Collaboration: Background on the chess partnership and starting a new game …

Harrell Fletcher was my mentor in Handshake2. It was here where we first began our ‘chess’ partnership. Through Handshake3 I am fortunate to continue this partnership.

This time in Handshake3 our chess game is a little different. Instead of playing a game where the chess pieces on both sides form ‘my’ work, where I choose the direction the plays continue/develop, where I resolve where the game ends; this time the game forms ‘our’ work; this time the game sees Harrell’s starts, his big moves, the outcome carries much more strongly his interests in focus/direction as much as my own… this will be exciting to see … it will be an experience that is exciting to learn through …

An opportunity to make a work together … I am looking forward to seeing where this shared game of chess may go … and where it may end.

Thanks Harrell for joining me in another game of chess.

A bit of information on Harrell Fletcher …

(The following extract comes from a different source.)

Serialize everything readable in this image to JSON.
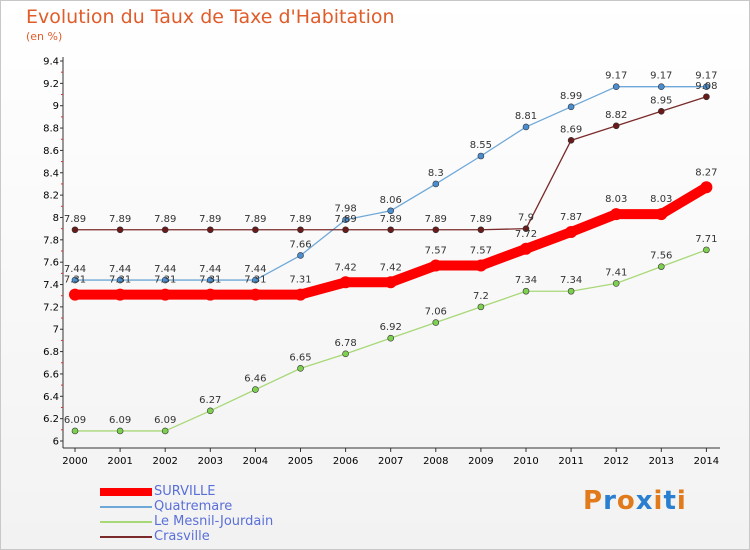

Within Harrell’s practice there is a beautiful oscillation that occurs between art and life. I want to make work that is alive; Harrell’s work does this – it moves, its alive, it lives in the people, happens in the community and shines ‘a spotlight on a culture’ that exists in the places he lives and works.’ (Renee Bevan, 2015)

 

Harrell Fletcher received his BFA from the San Francisco Art Institute and his MFA from the California College of the Arts. He studied organic farming at UCSC and went on to work on a variety of small Community Supported Agriculture farms, which impacted his work as an artist. Fletcher has produced a wide variety of socially engaged collaborative and interdisciplinary projects since the early 1990’s. His work has been shown at SF MoMA, the de Young Museum, the Berkeley Art Museum, the Wattis Institute, and Yerba Buena Center for the Arts in the San Francisco Bay Area; The Drawing Center, Socrates Sculpture Park, The Sculpture Center, White Columns, The Wrong Gallery, Apex Art, and Smackmellon in NYC; PICA and The Portland Art Museum in Portland, OR; CoCA and The Seattle Art Museum in Seattle, WA; Signal in Malmo, Sweden; Domain de Kerguehennec, and the Matisse Museum in France; The Vancouver Art Gallery and The Power Plant in Canada; The Tate Modern and the Royal College of Art in London; and the National Gallery of Victoria in Melbourne, Australia, among many other locations. He was a participant in the 2004 Whitney Biennial, the 2007 Mercosul Biennial, the 2012 Shanghai Biennial, and the 2014 CAFAM Biennial. Fletcher has work in the collections of MoMA, The Whitney Museum, The New Museum, SFMoMA, The Hammer Museum, The Berkeley Art Museum, The De Young Museum, The FRAC Brittany, France, and CAFA Art Museum in Beijing, China. Fletcher is the 2005 recipient of the Alpert Award in Visual Arts. From 2002 to 2009 Fletcher co-produced Learning To Love You More, a participatory website with Miranda July. Since 2009 he has collaborated with Jens Hoffmann on The People’s Biennial, an ongoing exhibition project devoted to locating and presenting under-acknowledged art and artists from across the US. Fletcher is a Professor at Portland State University in Portland, Oregon, where he is the director of the MFA in Art and Social Practice, a program he founded in 2007.